L’euro symbolique du Mali a été remis à Bah N’daw, Président de la Transition, Chef de l’Etat et le Directeur général adjoint de l’UNESCO a reçu l’euro symbolique pour le compte de la communauté internationale.

« Cette remise symbolique va soulager les cœurs des maliens qui ont subi un choc à la vue de la destruction des mausolées de Tombouctou en 2012 », a déclaré Mme le Maire de la commune III du District de Bamako, dans son mot de bienvenue.

En sa qualité de Procureure de la CPI, Fatou Benssouda a rappelé l’importance historique du patrimoine, avant de dire que le patrimoine au Mali est d’une importance capitale, parce que berceau de trois grands empires. Selon elle, en plus d’être une terre de diversité culturelle exceptionnelle, le Mali est le pays de la charte du Manding élaborée en 1236 et considérée comme l’ancêtre des instruments juridiques internationaux de protection des droits de l’homme.

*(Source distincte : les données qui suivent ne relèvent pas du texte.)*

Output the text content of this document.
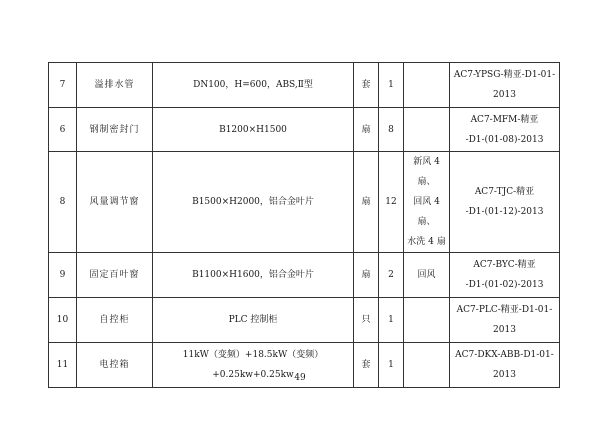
7	溢排水管	DN100，H=600，ABS,Ⅱ型	套	1		AC7-YPSG-精亚-D1-01-2013

6	钢制密封门	B1200×H1500	扇	8		AC7-MFM-精亚
-D1-(01-08)-2013

8	风量调节窗	B1500×H2000，铝合金叶片	扇	12	新风 4 扇、
回风 4 扇、
水洗 4 扇	AC7-TJC-精亚
-D1-(01-12)-2013

9	固定百叶窗	B1100×H1600，铝合金叶片	扇	2	回风	AC7-BYC-精亚
-D1-(01-02)-2013

10	自控柜	PLC 控制柜	只	1		AC7-PLC-精亚-D1-01-2013

11	电控箱	11kW（变频）+18.5kW（变频）+0.25kw+0.25kw	套	1		AC7-DKX-ABB-D1-01-2013
49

« En 2012, à la faveur de la crise du nord, ce patrimoine a été attaqué de façon violente à Tombouctou, par la destruction des mausolées », a-t-elle déclaré. Avant d’ajouter qu’en le faisant, ces auteurs ont commis un crime qui ne pouvait pas rester impuni.

« Sensibiliser l’opinion nationale et internationale sur l’importance de protéger le patrimoine culturel »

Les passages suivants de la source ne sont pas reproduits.